News

Foxtel revenues fall but Kayo shows promising early subscriber numbers

Price increases have hurt Foxtel subscriber revenues, but its new sports streaming service Kayo has delivered 100,000 paying customers, News Corp has revealed.

According to the company’s quarterly results, Kayo – which launched in November – has 115,000 subscribers, of whom 100,000 are paying.

Thanks to the launch of Kayo, Foxtel subscribers of all types including streaming and broadcast television rose to 2.9m, slightly up on the year before. However, the average revenue per subscriber fell by 3% to $78 per customer.

Churn – the number of users giving up their subscriptions – rose from 14.5% to 15.6%

Foxtel’s costs also increased, thanks to more costs for cricket and NRL and a marketing campaign for Kayo. Last April Foxtel teamed up with Seven for a billion dollar bid for the Australian cricket rights which saw the broadcaster launch a new Fox Cricket channel.

Direct comparison’s on News Corp’s performance compared to the previous year are difficult because the company has only recently started to include Foxtel’s numbers since it increased its stake to two-thirds over Telstra’s one-third. It was previously a joint venture.

The new accounting approach saw News Corp’s reported global revenue jump by 21% to $US2.63bn. This was also assisted by improved numbers in the company’s real estate and book publishing operations.

News CEO Robert Thomson said the group’s results highlighted “the power of premium content and authenticated audiences in a fact-challenged world.”

On a like-for-like basis, the company recorded a 13% jump in earnings before interest, taxation, interest, depreciation and amortisation (EBITDA) to $370m for the quarter.

 

News Corp Australia itself recorded a revenue fall of 5%, however the company’s local mastheads reported digital subscribers had increased to 460,300 compared to 389,600 in the year before.

A bright spot for News in Australia was 62% owned REA Group which increased revenues 6% to US$189 million from $178 million in the prior year on the back of increased local residential earnings.

Commenting on the results, News’ chief executive Robert Thomson struck an encouraging note but warned the group was still battling a dysfunctional digital advertising market.

“News Corp has reported increased profitability and revenue growth during the first half of Fiscal 2019, highlighting the power of premium content and authenticated audiences in a fact-challenged world that craves credibility,” said Thomson.

“For the second quarter, the Company saw 21% revenue growth and a 13% rise in profitability, reflecting the consolidation of Foxtel and a healthy expansion of revenues in the Book Publishing and Digital Real Estate Services segments.

“At News and Information Services, we saw a continuation of positive trends in paid digital subscriptions, including accelerating gains at The Wall Street Journal, and stronger digital advertising revenues in both the U.S. and Australia.

“Although our teams have been diligent in pursuing revenue opportunities, the digital platforms, which arbitrage algorithmic ambiguity, remain dysfunctional.

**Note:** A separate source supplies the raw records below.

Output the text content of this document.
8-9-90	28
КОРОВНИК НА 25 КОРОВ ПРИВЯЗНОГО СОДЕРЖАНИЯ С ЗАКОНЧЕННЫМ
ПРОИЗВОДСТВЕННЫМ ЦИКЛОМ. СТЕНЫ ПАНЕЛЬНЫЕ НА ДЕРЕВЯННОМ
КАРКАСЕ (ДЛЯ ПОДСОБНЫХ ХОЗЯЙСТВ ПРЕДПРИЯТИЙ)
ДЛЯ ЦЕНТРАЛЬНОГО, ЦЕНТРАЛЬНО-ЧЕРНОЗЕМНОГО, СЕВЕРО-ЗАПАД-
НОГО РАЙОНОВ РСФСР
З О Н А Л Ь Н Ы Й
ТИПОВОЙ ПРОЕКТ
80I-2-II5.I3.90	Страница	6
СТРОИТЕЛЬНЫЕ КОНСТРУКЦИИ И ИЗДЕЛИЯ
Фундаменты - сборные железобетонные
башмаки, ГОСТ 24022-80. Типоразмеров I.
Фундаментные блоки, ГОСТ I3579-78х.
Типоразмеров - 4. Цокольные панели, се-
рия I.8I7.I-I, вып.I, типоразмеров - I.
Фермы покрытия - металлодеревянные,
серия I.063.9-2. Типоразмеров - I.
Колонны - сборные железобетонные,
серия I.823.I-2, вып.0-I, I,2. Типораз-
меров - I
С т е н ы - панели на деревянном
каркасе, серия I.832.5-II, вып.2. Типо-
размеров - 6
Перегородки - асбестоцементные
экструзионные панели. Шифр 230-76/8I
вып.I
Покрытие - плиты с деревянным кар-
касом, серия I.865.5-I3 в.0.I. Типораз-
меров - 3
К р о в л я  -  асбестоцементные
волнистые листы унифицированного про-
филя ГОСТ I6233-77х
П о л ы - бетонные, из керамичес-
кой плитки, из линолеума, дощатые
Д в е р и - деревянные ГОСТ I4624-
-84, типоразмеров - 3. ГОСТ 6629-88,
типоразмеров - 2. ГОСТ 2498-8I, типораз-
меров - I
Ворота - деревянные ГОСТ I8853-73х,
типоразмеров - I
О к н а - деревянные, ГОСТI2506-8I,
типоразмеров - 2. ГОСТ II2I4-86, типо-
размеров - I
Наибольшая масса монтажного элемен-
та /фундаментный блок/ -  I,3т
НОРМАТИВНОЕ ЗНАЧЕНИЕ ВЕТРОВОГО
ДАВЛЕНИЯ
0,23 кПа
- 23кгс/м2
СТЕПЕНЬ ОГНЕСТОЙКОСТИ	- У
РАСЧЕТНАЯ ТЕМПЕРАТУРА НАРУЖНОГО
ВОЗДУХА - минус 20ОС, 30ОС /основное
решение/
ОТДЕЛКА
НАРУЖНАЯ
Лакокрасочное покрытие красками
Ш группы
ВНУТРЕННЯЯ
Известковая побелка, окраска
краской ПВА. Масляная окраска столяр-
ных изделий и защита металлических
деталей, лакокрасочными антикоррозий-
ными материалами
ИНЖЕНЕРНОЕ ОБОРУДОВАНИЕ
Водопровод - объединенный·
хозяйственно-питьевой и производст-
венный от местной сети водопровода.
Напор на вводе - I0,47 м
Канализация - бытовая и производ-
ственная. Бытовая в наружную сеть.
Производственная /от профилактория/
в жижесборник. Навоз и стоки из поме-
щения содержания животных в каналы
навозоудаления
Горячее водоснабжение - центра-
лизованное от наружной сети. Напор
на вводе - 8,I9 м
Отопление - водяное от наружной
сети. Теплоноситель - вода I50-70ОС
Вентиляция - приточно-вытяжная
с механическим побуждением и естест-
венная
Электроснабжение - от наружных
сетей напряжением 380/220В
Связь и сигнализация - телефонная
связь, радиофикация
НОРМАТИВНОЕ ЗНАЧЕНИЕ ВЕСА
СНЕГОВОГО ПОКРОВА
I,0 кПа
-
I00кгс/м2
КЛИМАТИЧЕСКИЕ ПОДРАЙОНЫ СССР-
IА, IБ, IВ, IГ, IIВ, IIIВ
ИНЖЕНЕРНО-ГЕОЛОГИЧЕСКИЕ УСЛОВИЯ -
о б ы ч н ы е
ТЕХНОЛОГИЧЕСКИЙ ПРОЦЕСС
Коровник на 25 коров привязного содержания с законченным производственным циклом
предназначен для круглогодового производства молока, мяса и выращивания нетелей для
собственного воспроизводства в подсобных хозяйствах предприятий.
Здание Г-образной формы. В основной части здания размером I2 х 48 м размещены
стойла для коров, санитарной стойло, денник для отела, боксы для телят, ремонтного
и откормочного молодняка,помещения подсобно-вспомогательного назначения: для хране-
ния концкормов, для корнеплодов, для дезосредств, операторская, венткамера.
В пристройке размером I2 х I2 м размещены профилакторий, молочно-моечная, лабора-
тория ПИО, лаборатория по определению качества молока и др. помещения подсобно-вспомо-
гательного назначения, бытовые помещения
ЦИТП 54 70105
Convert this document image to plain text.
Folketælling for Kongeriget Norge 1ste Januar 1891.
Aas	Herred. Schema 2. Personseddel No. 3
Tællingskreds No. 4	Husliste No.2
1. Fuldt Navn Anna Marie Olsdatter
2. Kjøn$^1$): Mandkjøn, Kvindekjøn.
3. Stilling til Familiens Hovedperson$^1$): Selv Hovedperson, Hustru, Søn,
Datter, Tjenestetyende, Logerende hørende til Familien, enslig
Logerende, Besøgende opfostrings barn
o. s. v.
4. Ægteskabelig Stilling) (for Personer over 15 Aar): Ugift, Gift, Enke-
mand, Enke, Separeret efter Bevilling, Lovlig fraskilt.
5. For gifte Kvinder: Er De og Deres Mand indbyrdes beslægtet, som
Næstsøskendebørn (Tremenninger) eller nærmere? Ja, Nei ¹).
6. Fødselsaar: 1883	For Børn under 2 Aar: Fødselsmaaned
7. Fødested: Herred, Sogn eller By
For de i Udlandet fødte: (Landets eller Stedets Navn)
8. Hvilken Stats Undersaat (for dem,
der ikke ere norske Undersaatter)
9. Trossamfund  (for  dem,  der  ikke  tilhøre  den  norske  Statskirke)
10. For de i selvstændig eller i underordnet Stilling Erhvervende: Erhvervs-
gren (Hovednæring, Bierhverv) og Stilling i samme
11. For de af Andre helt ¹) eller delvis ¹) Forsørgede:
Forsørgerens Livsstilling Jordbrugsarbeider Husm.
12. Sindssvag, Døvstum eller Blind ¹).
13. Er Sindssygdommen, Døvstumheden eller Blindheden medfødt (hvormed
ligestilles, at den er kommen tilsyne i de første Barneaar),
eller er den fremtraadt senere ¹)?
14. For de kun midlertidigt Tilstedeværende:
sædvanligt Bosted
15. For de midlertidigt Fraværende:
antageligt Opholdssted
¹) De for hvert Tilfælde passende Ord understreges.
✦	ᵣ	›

It is clear that there has been a regulatory awakening and the time has come for a regulatory reckoning.

“At our Digital Real Estate Services segment, despite sluggishness in the U.S. property market, Move delivered another quarter of double-digit revenue growth, driven by product innovation at realtor.com and the acquisition of Opcity, a strategically important asset that will provide higher quality, value-added leads for brokers.

“Within our Subscription Video Services segment, this quarter we launched Kayo Sports, a sports-only OTT product, to positive reviews, and we look forward, with confidence, to the peak selling season for the most popular winter sports in Australia.

“Finally, HarperCollins had another outstanding quarter, benefiting from best-in-class content and the burgeoning of digital audio.”